Cheap New Metal Catalyst Can Split Hydrogen Gas From Water at a Fraction of the Cost

Lawrence Berkeley National Laboratory researchers (from left) Jeffrey Long, Christopher Chang and Hemamala Karunadasa. Roy Kaltschmidt, Berkeley Lab Public Affairs

Hydrogen is the most abundant element in the universe, but it can be difficult and costly to get at the raw gaseous stuff, at least in the kind of commercial volumes that could sustainably fuel a hydrogen economy. But researchers at the DOE’s Lawrence Berkeley National Laboratory have made a substantial leap toward a hydrogen-based future by devising a cheap, metal catalyst that can split hydrogen gas from water.

The ability to pull apart H2O molecules into their constituent atoms is, of course, the key to creating a hydrogen-based energy economy. If we can do so in a cheap and energy efficient manner, we could potentially turn Earth’s vast supply of water into our own vast supply of cheap, clean power.

But most hydrogen gas on earth comes packaged as natural gas — a carbon-based fuel — or packed into water, which can be split into oxygen and hydrogen through a process called electrolysis. Electrolysis requires a good deal of electricity, but if renewable fuels generate that power the process can be carbon neutral. What it can’t be is cheap; electrolysis requires a catalyst to split water into oxygen and hydrogen gas, the most common of which is platinum, which retails at some $2,000 per ounce.

Seeking to drive the cost of electrolysis down to more reasonable levels, the Berkeley Lab team devised a high-valence metal they’re calling Mo-oxo for molybdenum-oxo (PY5Me2, for you chem. geeks out there). The catalyst requires no additional organic additives or solvents, can operate in neutral water (even if it’s dirty) and works with sea water — meaning we could literally be looking at oceans of cheap energy. Best of all: Mo-oxo is about 70 times cheaper than platinum.

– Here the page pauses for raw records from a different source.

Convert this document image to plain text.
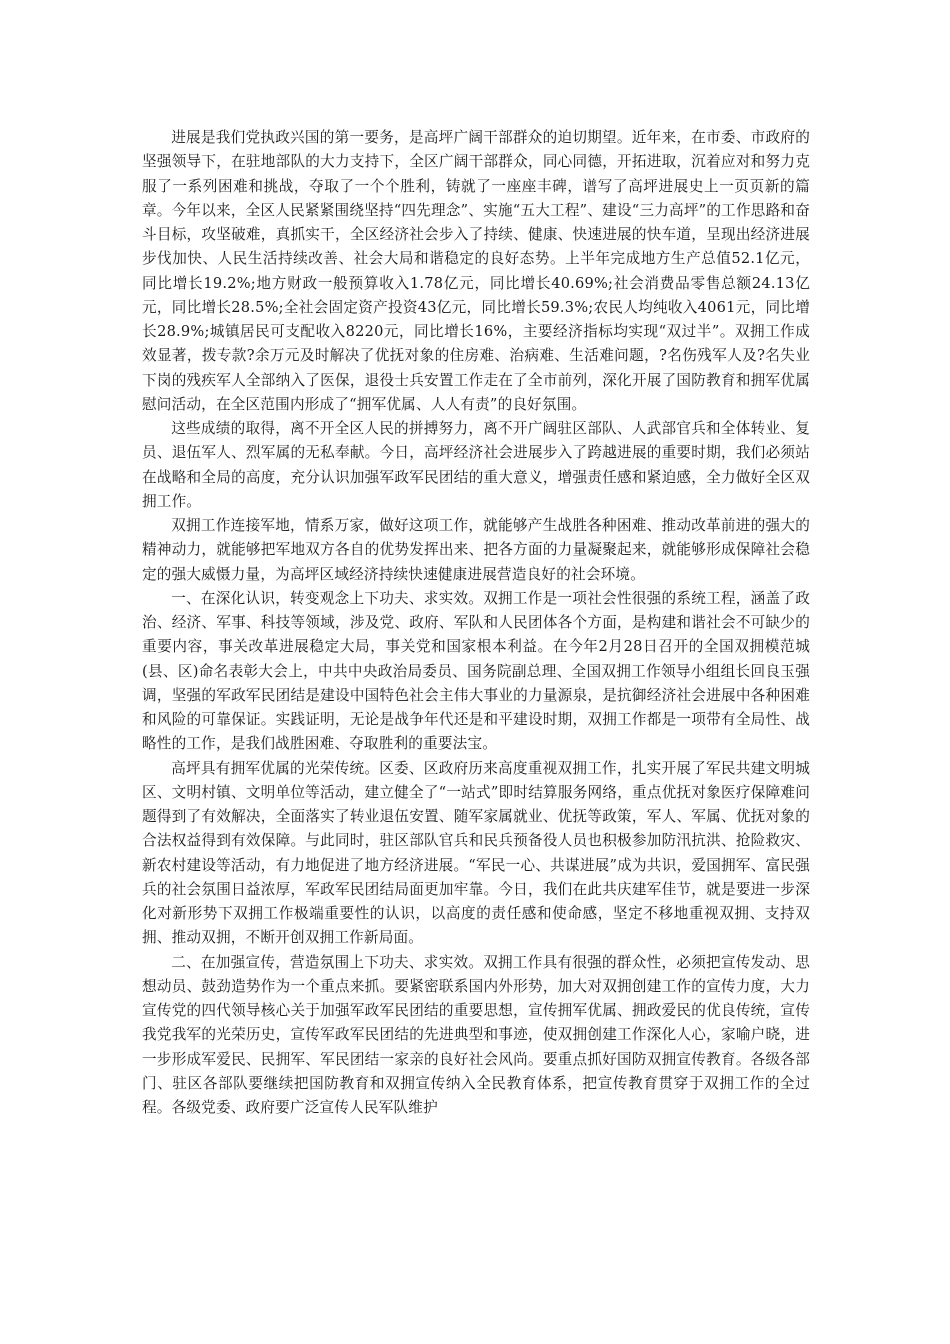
进展是我们党执政兴国的第一要务，是高坪广阔干部群众的迫切期望。近年来，在市委、市政府的坚强领导下，在驻地部队的大力支持下，全区广阔干部群众，同心同德，开拓进取，沉着应对和努力克服了一系列困难和挑战，夺取了一个个胜利，铸就了一座座丰碑，谱写了高坪进展史上一页页新的篇章。今年以来，全区人民紧紧围绕坚持“四先理念”、实施“五大工程”、建设“三力高坪”的工作思路和奋斗目标，攻坚破难，真抓实干，全区经济社会步入了持续、健康、快速进展的快车道，呈现出经济进展步伐加快、人民生活持续改善、社会大局和谐稳定的良好态势。上半年完成地方生产总值52.1亿元，同比增长19.2%;地方财政一般预算收入1.78亿元，同比增长40.69%;社会消费品零售总额24.13亿元，同比增长28.5%;全社会固定资产投资43亿元，同比增长59.3%;农民人均纯收入4061元，同比增长28.9%;城镇居民可支配收入8220元，同比增长16%，主要经济指标均实现“双过半”。双拥工作成效显著，拨专款?余万元及时解决了优抚对象的住房难、治病难、生活难问题，?名伤残军人及?名失业下岗的残疾军人全部纳入了医保，退役士兵安置工作走在了全市前列，深化开展了国防教育和拥军优属慰问活动，在全区范围内形成了“拥军优属、人人有责”的良好氛围。

这些成绩的取得，离不开全区人民的拼搏努力，离不开广阔驻区部队、人武部官兵和全体转业、复员、退伍军人、烈军属的无私奉献。今日，高坪经济社会进展步入了跨越进展的重要时期，我们必须站在战略和全局的高度，充分认识加强军政军民团结的重大意义，增强责任感和紧迫感，全力做好全区双拥工作。

双拥工作连接军地，情系万家，做好这项工作，就能够产生战胜各种困难、推动改革前进的强大的精神动力，就能够把军地双方各自的优势发挥出来、把各方面的力量凝聚起来，就能够形成保障社会稳定的强大威慑力量，为高坪区域经济持续快速健康进展营造良好的社会环境。

一、在深化认识，转变观念上下功夫、求实效。双拥工作是一项社会性很强的系统工程，涵盖了政治、经济、军事、科技等领域，涉及党、政府、军队和人民团体各个方面，是构建和谐社会不可缺少的重要内容，事关改革进展稳定大局，事关党和国家根本利益。在今年2月28日召开的全国双拥模范城(县、区)命名表彰大会上，中共中央政治局委员、国务院副总理、全国双拥工作领导小组组长回良玉强调，坚强的军政军民团结是建设中国特色社会主伟大事业的力量源泉，是抗御经济社会进展中各种困难和风险的可靠保证。实践证明，无论是战争年代还是和平建设时期，双拥工作都是一项带有全局性、战略性的工作，是我们战胜困难、夺取胜利的重要法宝。

高坪具有拥军优属的光荣传统。区委、区政府历来高度重视双拥工作，扎实开展了军民共建文明城区、文明村镇、文明单位等活动，建立健全了“一站式”即时结算服务网络，重点优抚对象医疗保障难问题得到了有效解决，全面落实了转业退伍安置、随军家属就业、优抚等政策，军人、军属、优抚对象的合法权益得到有效保障。与此同时，驻区部队官兵和民兵预备役人员也积极参加防汛抗洪、抢险救灾、新农村建设等活动，有力地促进了地方经济进展。“军民一心、共谋进展”成为共识，爱国拥军、富民强兵的社会氛围日益浓厚，军政军民团结局面更加牢靠。今日，我们在此共庆建军佳节，就是要进一步深化对新形势下双拥工作极端重要性的认识，以高度的责任感和使命感，坚定不移地重视双拥、支持双拥、推动双拥，不断开创双拥工作新局面。

二、在加强宣传，营造氛围上下功夫、求实效。双拥工作具有很强的群众性，必须把宣传发动、思想动员、鼓劲造势作为一个重点来抓。要紧密联系国内外形势，加大对双拥创建工作的宣传力度，大力宣传党的四代领导核心关于加强军政军民团结的重要思想，宣传拥军优属、拥政爱民的优良传统，宣传我党我军的光荣历史，宣传军政军民团结的先进典型和事迹，使双拥创建工作深化人心，家喻户晓，进一步形成军爱民、民拥军、军民团结一家亲的良好社会风尚。要重点抓好国防双拥宣传教育。各级各部门、驻区各部队要继续把国防教育和双拥宣传纳入全民教育体系，把宣传教育贯穿于双拥工作的全过程。各级党委、政府要广泛宣传人民军队维护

Don’t expect to see Mo-oxo splitting seawater into large volumes of hydrogen gas right away. The research is still preliminary and the Berkeley team is just getting into some of the more exciting chemistry. They’re looking for additional similar metals that might generate hydrogen gas at even higher efficiency, so by the time this kind of tech is commercialized we may have found an even better catalyst. In the meantime, Mo-oxo marks a sort of corner-turning for water electrolysis. Any great shift to non-carbon fuels is ultimately going to be driven by economics, and finding less expensive ways to generate hydrogen gas is integral to kicking off that sea change.